Cour administrative d'appel de Paris — Décision N° CAA75-24PA04429

lundi 24 février 2025

JuridictionCour administrative d'appel de Paris
SectionCour administrative d'appel de Paris
N° DossierCAA75-24PA04429
TypeOrdonnance
Recoursexcès de pouvoir
FormationJuge des référés

Texte intégral

Vu la procédure suivante :

Procédure contentieuse antérieure :

M. A B a demandé au tribunal administratif de Montreuil d'annuler l'arrêté du 25 avril 2024 par lequel le préfet de la Seine-Saint-Denis a refusé de lui délivrer un titre de séjour, l'a obligé à quitter le territoire français dans le délai de trente jours et a fixé le pays à destination duquel il pourra être éloigné d'office à l'expiration de ce délai.

Par un jugement nos2300711-2407454 du 24 septembre 2024, le tribunal administratif de Montreuil a rejeté sa demande.

Procédure devant la Cour :

Par une requête, enregistrée le 29 octobre 2024, M. B, représenté par Me Loncle, demande à la Cour :

1°) d'annuler ce jugement ;

2°) d'annuler, pour excès de pouvoir, cet arrêté ;

3°) d'enjoindre au préfet de la Seine-Saint-Denis de lui délivrer un certificat de résidence ou, à défaut, de réexaminer sa situation dans le délai de quinze jours à compter de la notification de la décision à intervenir, sous astreinte de 100 euros par jour de retard ;

4°) de mettre à la charge de l'Etat le versement de la somme de 2 000 euros au titre de l'article L. 761-1 du code de justice administrative.

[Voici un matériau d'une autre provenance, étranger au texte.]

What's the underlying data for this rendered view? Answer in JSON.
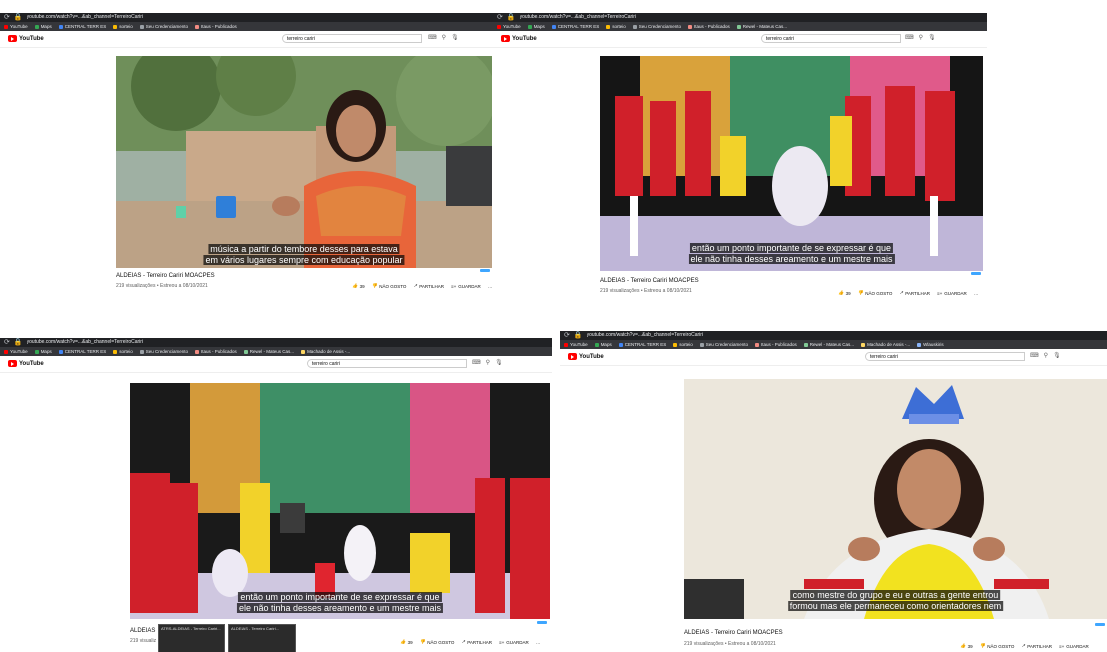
{
  "browser": {
    "url": "youtube.com/watch?v=...&ab_channel=TerreiroCariri",
    "bookmarks": [
      "YouTube",
      "Maps",
      "CENTRAL TERR ES",
      "sorteio",
      "Seu Credenciamento",
      "Itaus - Publicados",
      "Rewel - Mateus Cas...",
      "Machado de Assis -...",
      "Wlauskiris"
    ]
  },
  "youtube": {
    "logo": "YouTube",
    "search_value": "terreiro cariri"
  },
  "panels": [
    {
      "caption_lines": [
        "música a partir do tembore desses para estava",
        "em vários lugares sempre com educação popular"
      ],
      "title": "ALDEIAS - Terreiro Cariri MOACPES",
      "meta": "219 visualizações • Estreou a 08/10/2021"
    },
    {
      "caption_lines": [
        "então um ponto importante de se expressar é que",
        "ele não tinha desses areamento e um mestre mais"
      ],
      "title": "ALDEIAS - Terreiro Cariri MOACPES",
      "meta": "219 visualizações • Estreou a 08/10/2021"
    },
    {
      "caption_lines": [
        "então um ponto importante de se expressar é que",
        "ele não tinha desses areamento e um mestre mais"
      ],
      "title": "ALDEIAS",
      "meta": "219 visualiz",
      "taskbar": [
        "ATRS-ALDEIAS - Terreiro Cariri...",
        "ALDEIAS - Terreiro Cariri..."
      ]
    },
    {
      "caption_lines": [
        "como mestre do grupo e eu e outras a gente entrou",
        "formou mas ele permaneceu como orientadores nem"
      ],
      "title": "ALDEIAS - Terreiro Cariri MOACPES",
      "meta": "219 visualizações • Estreou a 08/10/2021"
    }
  ],
  "actions": {
    "likes": "39",
    "dislike": "NÃO GOSTO",
    "share": "PARTILHAR",
    "save": "GUARDAR"
  },
  "icons": [
    "back-icon",
    "reload-icon",
    "lock-icon",
    "keyboard-icon",
    "clear-icon",
    "search-icon",
    "mic-icon",
    "thumbs-up-icon",
    "thumbs-down-icon",
    "share-icon",
    "save-icon",
    "more-icon"
  ],
  "colors": {
    "yt_red": "#ff0000",
    "chrome_dark": "#202124",
    "bookmarks_bar": "#35363a"
  }
}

Il soutient que le jugement attaqué est entaché d'un défaut d'examen sérieux de sa situation, d'une erreur de droit au regard des dispositions des articles L. 432-1 et L. 432-1-1 du code de l'entrée et du séjour des étrangers et du droit d'asile, d'une erreur de droit et d'une erreur manifeste d'appréciation de sa situation personnelle et familiale en France ainsi que d'une erreur de droit et d'une erreur manifeste d'appréciation au regard des stipulations de l'article 3-1 de la convention internationale relative aux droits de l'enfant.

Vu les autres pièces du dossier.

Vu :

- la convention européenne de sauvegarde des droits de l'homme et des libertés fondamentales ;

- la convention internationale relative aux droits de l'enfant, signée à New-York le 26 janvier 1990 ;

- la convention d'application de l'accord de Schengen, signée le 19 juin 1990 ;

- l'accord franco-algérien du 27 décembre 1968 ;

- le code de l'entrée et du séjour des étrangers et du droit d'asile ;

- le code de justice administrative.

Par une décision en date du 29 novembre 2024, la présidente de la Cour administrative d'appel de Paris a désigné M. d'Haëm, président assesseur à la 6ème chambre, pour statuer par ordonnance en application de l'article R. 222-1 du code de justice administrative.

Considérant ce qui suit :

1. Aux termes de l'article R. 222-1 du code de justice administrative, les magistrats " ayant le grade de président désignés à cet effet par le président de la cour peuvent (), par ordonnance, rejeter () après l'expiration du délai de recours ou, lorsqu'un mémoire complémentaire a été annoncé, après la production de ce mémoire les requêtes d'appel manifestement dépourvues de fondement () ".

2. M. B, ressortissant algérien, né le 6 juin 1988 et entré en France, selon ses déclarations, le 26 octobre 2019, a sollicité, le 10 mars 2023, la délivrance d'un certificat de résidence en qualité de conjoint d'une ressortissante française. Par un arrêté du 25 avril 2024, le préfet de la Seine-Saint-Denis a refusé de lui délivrer un titre de séjour, l'a obligé à quitter le territoire français dans le délai de trente jours et a fixé le pays de destination. M. B fait appel du jugement du 24 septembre 2024 par lequel le tribunal administratif de Montreuil a rejeté sa demande tendant à l'annulation de cet arrêté.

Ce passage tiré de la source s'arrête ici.